FUNERAL MOUNTAINS

 

The southern end of the Funeral Mountains, between Death Valley and Death Valley Junction in southeastern California, is accessed by walking on a large alluvial fan (fanglomerate) northward from Rt. 190.  The succession in this region consists of Proterozoic to Mississippian marine sedimentary rocks, overlain by Cenozoic nonmarine sedimentary rocks.

 

Above: Bat Mountain, at the southern end of the Funeral Mts.  The Paleozoic section here is made up of Devonian-Mississippian sandstones & limestones.  Looking ~N.

 

Above: “11240 Peak”, consisting of dark reddish-colored conglomerates of the Amargosa Valley Formation (Oligocene-Miocene, ~20-25 my).  Looking NE.

 

Above: Geologists looking at the Tin Mountain Limestone (Kinderhookian Stage, lower Lower Mississippian) exposed on the western face of a small ridge just southeast of Bat Mountain (see map).  Looking ~S.
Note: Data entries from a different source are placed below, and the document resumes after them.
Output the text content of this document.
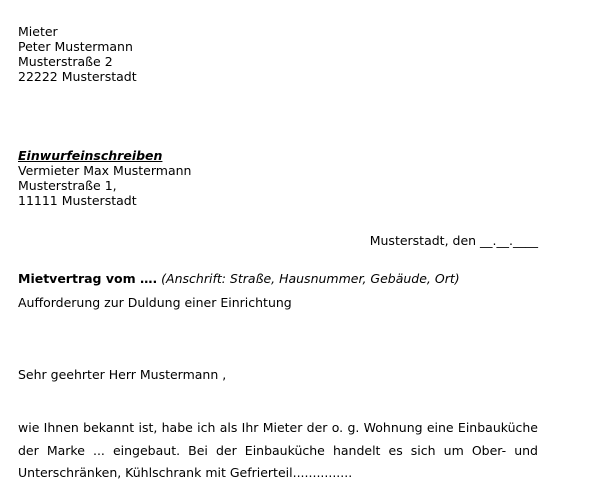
Mieter
Peter Mustermann
Musterstraße 2
22222 Musterstadt
Einwurfeinschreiben
Vermieter Max Mustermann
Musterstraße 1,
11111 Musterstadt
Musterstadt, den __.__.____
Mietvertrag vom …. (Anschrift: Straße, Hausnummer, Gebäude, Ort)
Aufforderung zur Duldung einer Einrichtung
Sehr geehrter Herr Mustermann ,
wie Ihnen bekannt ist, habe ich als Ihr Mieter der o. g. Wohnung eine Einbauküche der Marke ... eingebaut. Bei der Einbauküche handelt es sich um Ober- und Unterschränken, Kühlschrank mit Gefrierteil...............
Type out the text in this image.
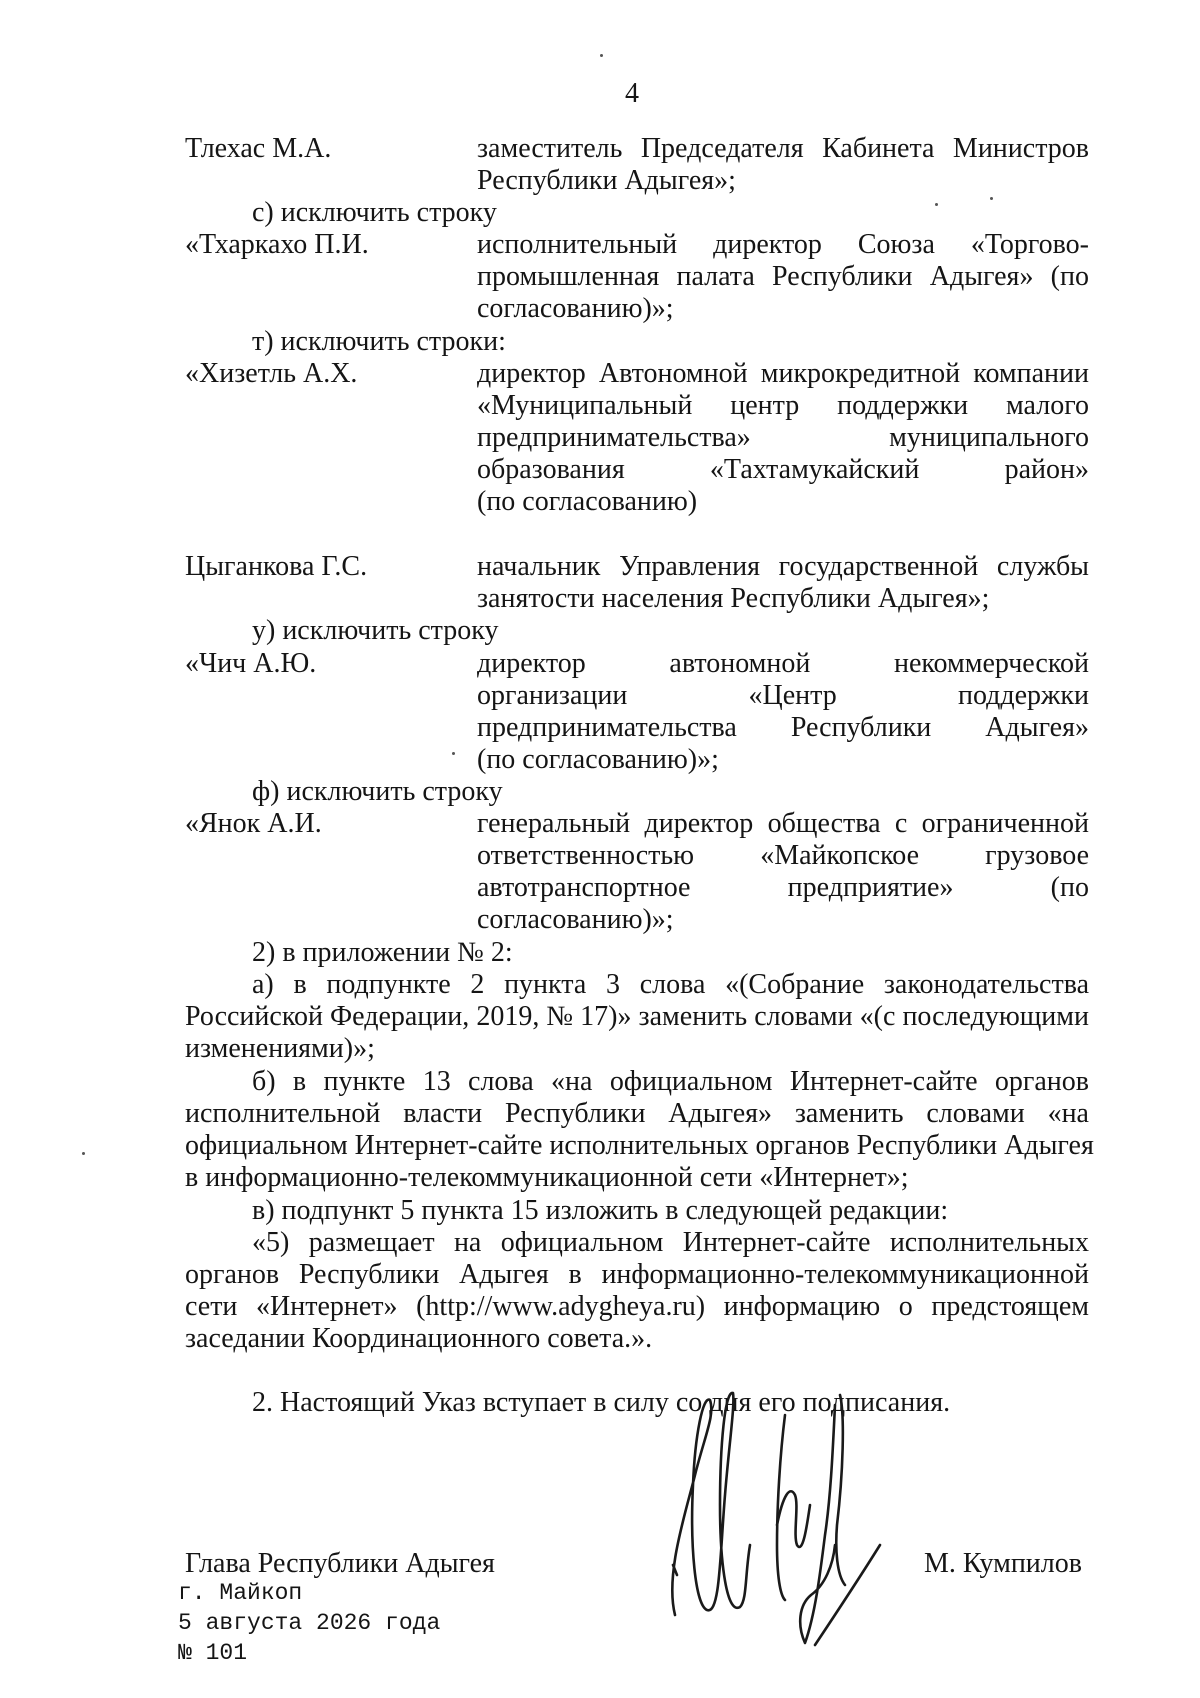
4
Тлехас М.А.	заместитель Председателя Кабинета Министров
Республики Адыгея»;
с) исключить строку
«Тхаркахо П.И.	исполнительный директор Союза «Торгово-
промышленная палата Республики Адыгея» (по
согласованию)»;
т) исключить строки:
«Хизетль А.Х.	директор Автономной микрокредитной компании
«Муниципальный центр поддержки малого
предпринимательства» муниципального
образования «Тахтамукайский район»
(по согласованию)
Цыганкова Г.С.	начальник Управления государственной службы
занятости населения Республики Адыгея»;
у) исключить строку
«Чич А.Ю.	директор автономной некоммерческой
организации «Центр поддержки
предпринимательства Республики Адыгея»
(по согласованию)»;
ф) исключить строку
«Янок А.И.	генеральный директор общества с ограниченной
ответственностью «Майкопское грузовое
автотранспортное предприятие» (по
согласованию)»;
2) в приложении № 2:
а) в подпункте 2 пункта 3 слова «(Собрание законодательства
Российской Федерации, 2019, № 17)» заменить словами «(с последующими
изменениями)»;
б) в пункте 13 слова «на официальном Интернет-сайте органов
исполнительной власти Республики Адыгея» заменить словами «на
официальном Интернет-сайте исполнительных органов Республики Адыгея
в информационно-телекоммуникационной сети «Интернет»;
в) подпункт 5 пункта 15 изложить в следующей редакции:
«5) размещает на официальном Интернет-сайте исполнительных
органов Республики Адыгея в информационно-телекоммуникационной
сети «Интернет» (http://www.adygheya.ru) информацию о предстоящем
заседании Координационного совета.».
2. Настоящий Указ вступает в силу со дня его подписания.
Глава Республики Адыгея	М. Кумпилов
г. Майкоп
5 августа 2026 года
№ 101
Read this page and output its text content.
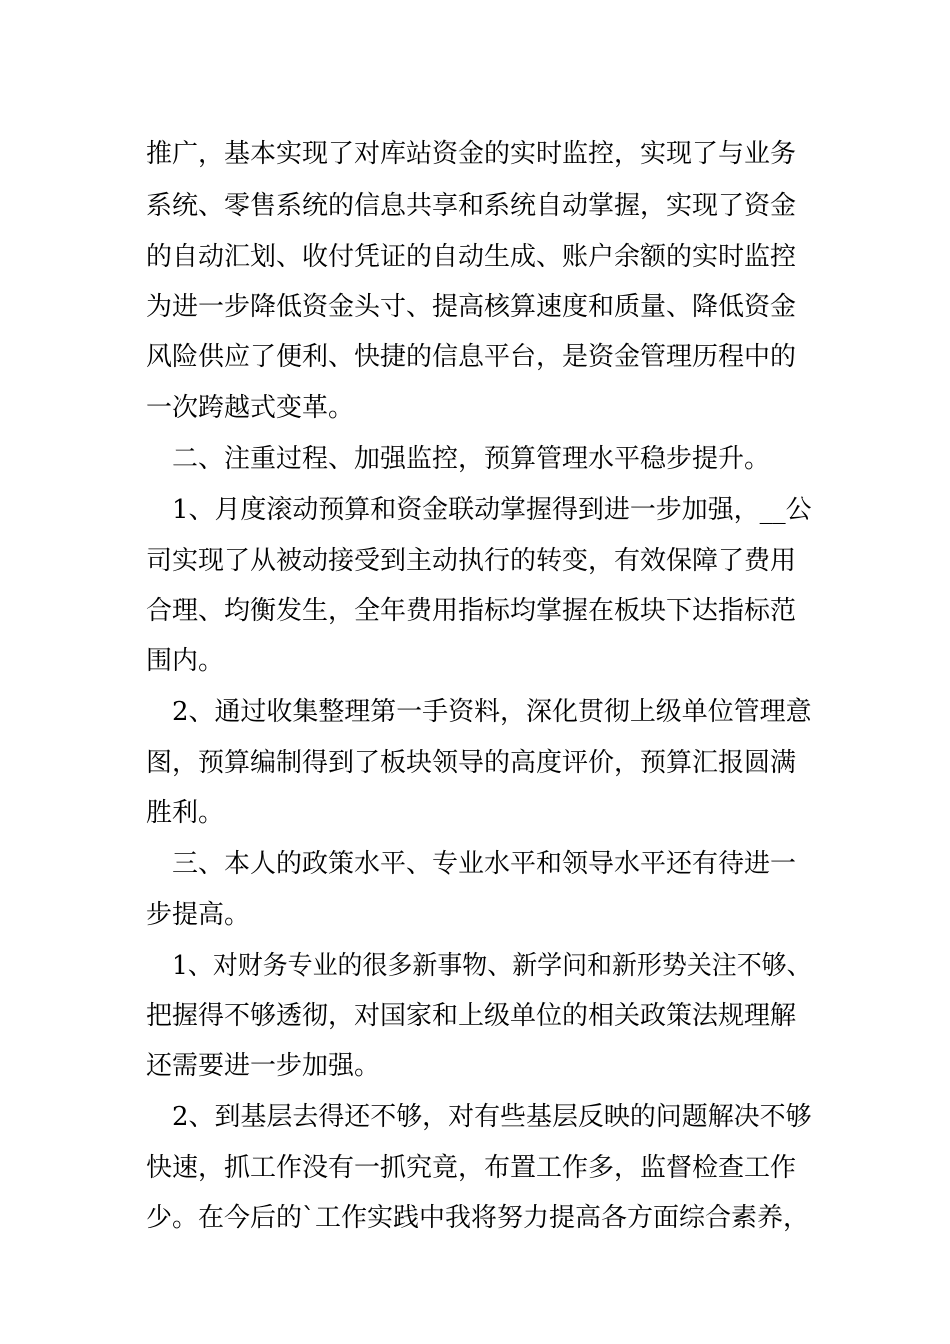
推广，基本实现了对库站资金的实时监控，实现了与业务
系统、零售系统的信息共享和系统自动掌握，实现了资金
的自动汇划、收付凭证的自动生成、账户余额的实时监控
为进一步降低资金头寸、提高核算速度和质量、降低资金
风险供应了便利、快捷的信息平台，是资金管理历程中的
一次跨越式变革。
二、注重过程、加强监控，预算管理水平稳步提升。
1、月度滚动预算和资金联动掌握得到进一步加强，__公
司实现了从被动接受到主动执行的转变，有效保障了费用
合理、均衡发生，全年费用指标均掌握在板块下达指标范
围内。
2、通过收集整理第一手资料，深化贯彻上级单位管理意
图，预算编制得到了板块领导的高度评价，预算汇报圆满
胜利。
三、本人的政策水平、专业水平和领导水平还有待进一
步提高。
1、对财务专业的很多新事物、新学问和新形势关注不够、
把握得不够透彻，对国家和上级单位的相关政策法规理解
还需要进一步加强。
2、到基层去得还不够，对有些基层反映的问题解决不够
快速，抓工作没有一抓究竟，布置工作多，监督检查工作
少。在今后的`工作实践中我将努力提高各方面综合素养，
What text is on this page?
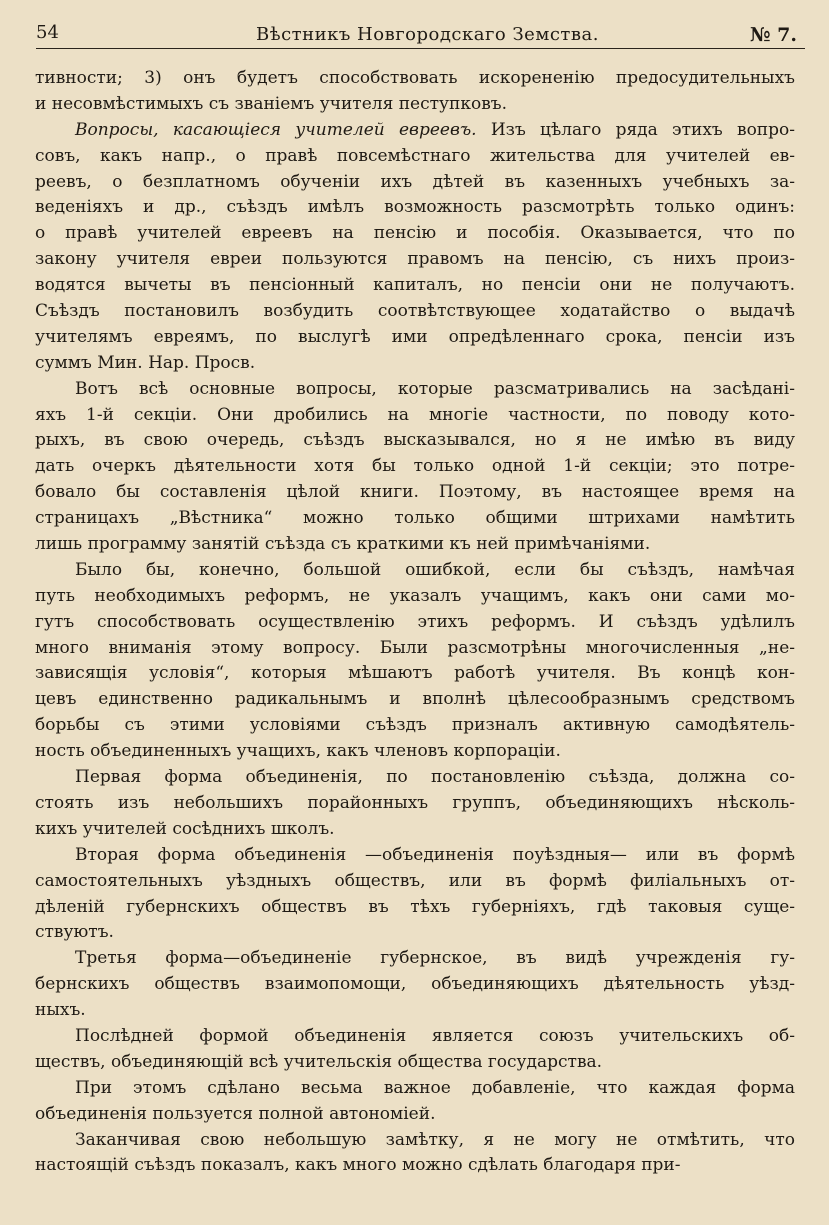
54	Вѣстникъ Новгородскаго Земства.	№ 7.
тивности; 3) онъ будетъ способствовать искорененію предосудительныхъ
и несовмѣстимыхъ съ званіемъ учителя пеступковъ.
Вопросы, касающіеся учителей евреевъ. Изъ цѣлаго ряда этихъ вопро-
совъ, какъ напр., о правѣ повсемѣстнаго жительства для учителей ев-
реевъ, о безплатномъ обученіи ихъ дѣтей въ казенныхъ учебныхъ за-
веденіяхъ и др., съѣздъ имѣлъ возможность разсмотрѣть только одинъ:
о правѣ учителей евреевъ на пенсію и пособія. Оказывается, что по
закону учителя евреи пользуются правомъ на пенсію, съ нихъ произ-
водятся вычеты въ пенсіонный капиталъ, но пенсіи они не получаютъ.
Съѣздъ постановилъ возбудить соотвѣтствующее ходатайство о выдачѣ
учителямъ евреямъ, по выслугѣ ими опредѣленнаго срока, пенсіи изъ
суммъ Мин. Нар. Просв.
Вотъ всѣ основные вопросы, которые разсматривались на засѣданi-
яхъ 1-й секціи. Они дробились на многіе частности, по поводу кото-
рыхъ, въ свою очередь, съѣздъ высказывался, но я не имѣю въ виду
дать очеркъ дѣятельности хотя бы только одной 1-й секціи; это потре-
бовало бы составленія цѣлой книги. Поэтому, въ настоящее время на
страницахъ „Вѣстника“ можно только общими штрихами намѣтить
лишь программу занятій съѣзда съ краткими къ ней примѣчаніями.
Было бы, конечно, большой ошибкой, если бы съѣздъ, намѣчая
путь необходимыхъ реформъ, не указалъ учащимъ, какъ они сами мо-
гутъ способствовать осуществленію этихъ реформъ. И съѣздъ удѣлилъ
много вниманія этому вопросу. Были разсмотрѣны многочисленныя „не-
зависящія условія“, которыя мѣшаютъ работѣ учителя. Въ концѣ кон-
цевъ единственно радикальнымъ и вполнѣ цѣлесообразнымъ средствомъ
борьбы съ этими условіями съѣздъ призналъ активную самодѣятель-
ность объединенныхъ учащихъ, какъ членовъ корпораціи.
Первая форма объединенія, по постановленію съѣзда, должна со-
стоять изъ небольшихъ порайонныхъ группъ, объединяющихъ нѣсколь-
кихъ учителей сосѣднихъ школъ.
Вторая форма объединенія —объединенія поуѣздныя— или въ формѣ
самостоятельныхъ уѣздныхъ обществъ, или въ формѣ филіальныхъ от-
дѣленій губернскихъ обществъ въ тѣхъ губерніяхъ, гдѣ таковыя суще-
ствуютъ.
Третья форма—объединеніе губернское, въ видѣ учрежденія гу-
бернскихъ обществъ взаимопомощи, объединяющихъ дѣятельность уѣзд-
ныхъ.
Послѣдней формой объединенія является союзъ учительскихъ об-
ществъ, объединяющій всѣ учительскія общества государства.
При этомъ сдѣлано весьма важное добавленіе, что каждая форма
объединенія пользуется полной автономіей.
Заканчивая свою небольшую замѣтку, я не могу не отмѣтить, что
настоящій съѣздъ показалъ, какъ много можно сдѣлать благодаря при-
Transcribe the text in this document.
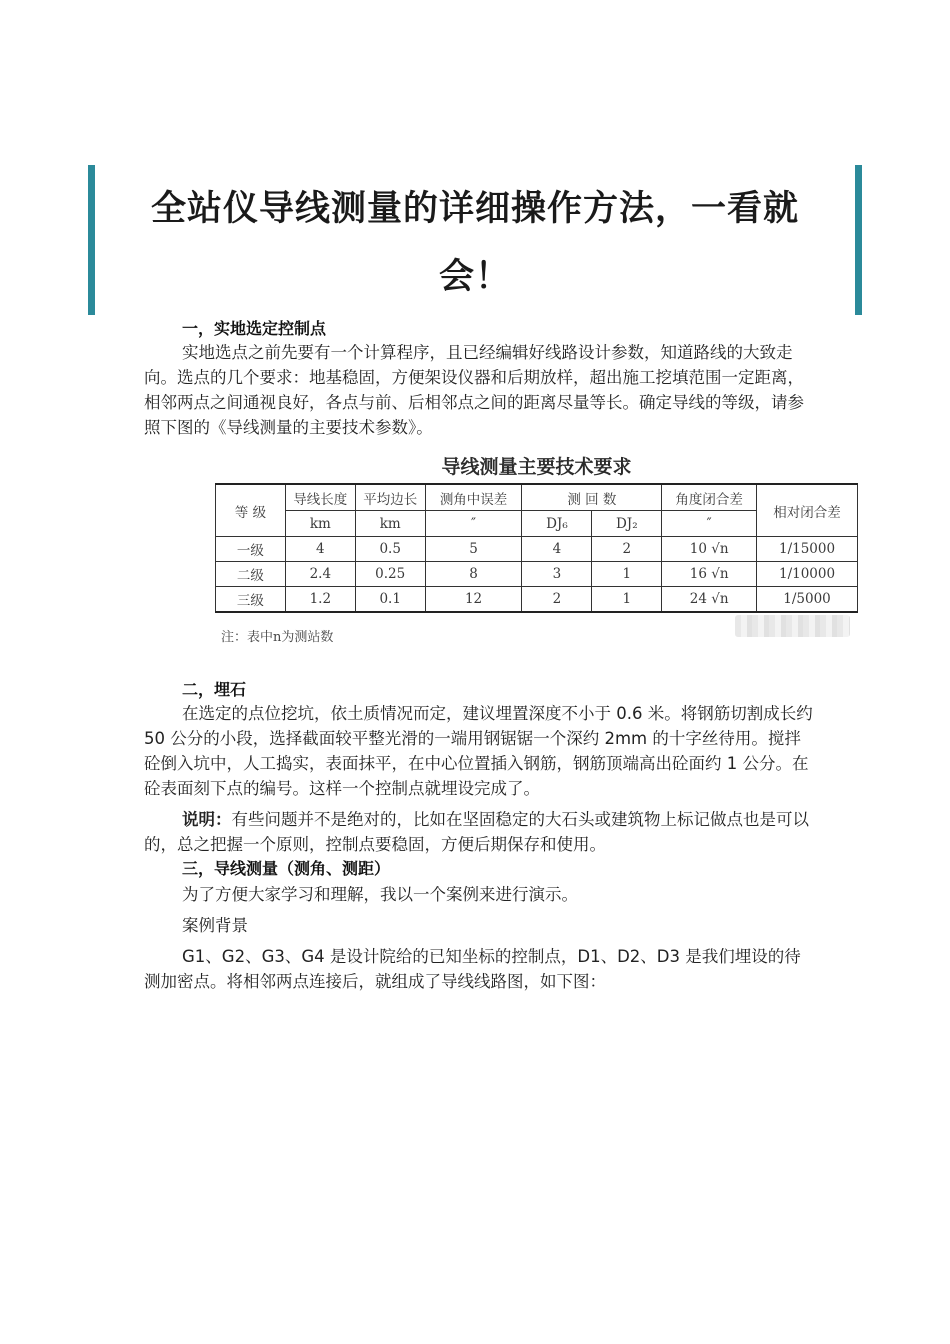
全站仪导线测量的详细操作方法，一看就会！
一，实地选定控制点

实地选点之前先要有一个计算程序，且已经编辑好线路设计参数，知道路线的大致走向。选点的几个要求：地基稳固，方便架设仪器和后期放样，超出施工挖填范围一定距离，相邻两点之间通视良好，各点与前、后相邻点之间的距离尽量等长。确定导线的等级，请参照下图的《导线测量的主要技术参数》。

导线测量主要技术要求
等 级	导线长度	平均边长	测角中误差	测 回 数		角度闭合差	相对闭合差
	km	km	″	DJ₆	DJ₂	″	
一级	4	0.5	5	4	2	10 √n	1/15000
二级	2.4	0.25	8	3	1	16 √n	1/10000
三级	1.2	0.1	12	2	1	24 √n	1/5000
注：表中n为测站数
二，埋石

在选定的点位挖坑，依土质情况而定，建议埋置深度不小于 0.6 米。将钢筋切割成长约 50 公分的小段，选择截面较平整光滑的一端用钢锯锯一个深约 2mm 的十字丝待用。搅拌砼倒入坑中，人工捣实，表面抹平，在中心位置插入钢筋，钢筋顶端高出砼面约 1 公分。在砼表面刻下点的编号。这样一个控制点就埋设完成了。

说明：有些问题并不是绝对的，比如在坚固稳定的大石头或建筑物上标记做点也是可以的，总之把握一个原则，控制点要稳固，方便后期保存和使用。

三，导线测量（测角、测距）

为了方便大家学习和理解，我以一个案例来进行演示。

案例背景

G1、G2、G3、G4 是设计院给的已知坐标的控制点，D1、D2、D3 是我们埋设的待测加密点。将相邻两点连接后，就组成了导线线路图，如下图：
What are the geologists looking at?  See pic below.

 

Above: Large mudmound (bioherm) in the Tin Mountain Limestone.  Much of the Tin Mountain Limestone here consists of crinoidal limestones.

 

Above: Southern end of Bat Mountain, including “Hill 2997” (small bump at left-center), with Kinderhookian limestones of the Tin Mountain Ls.  Looking ~W.

 

Above: Geologist climbing a steep limestone cliff in the southern Funeral Mountains, collecting samples intended for isotope analysis.  This is the lower Tin Mountain Limestone (unit t2 of McAllister, 1974, USGS Bulletin 1386) (Kinderhookian Stage, lower Lower Mississippian).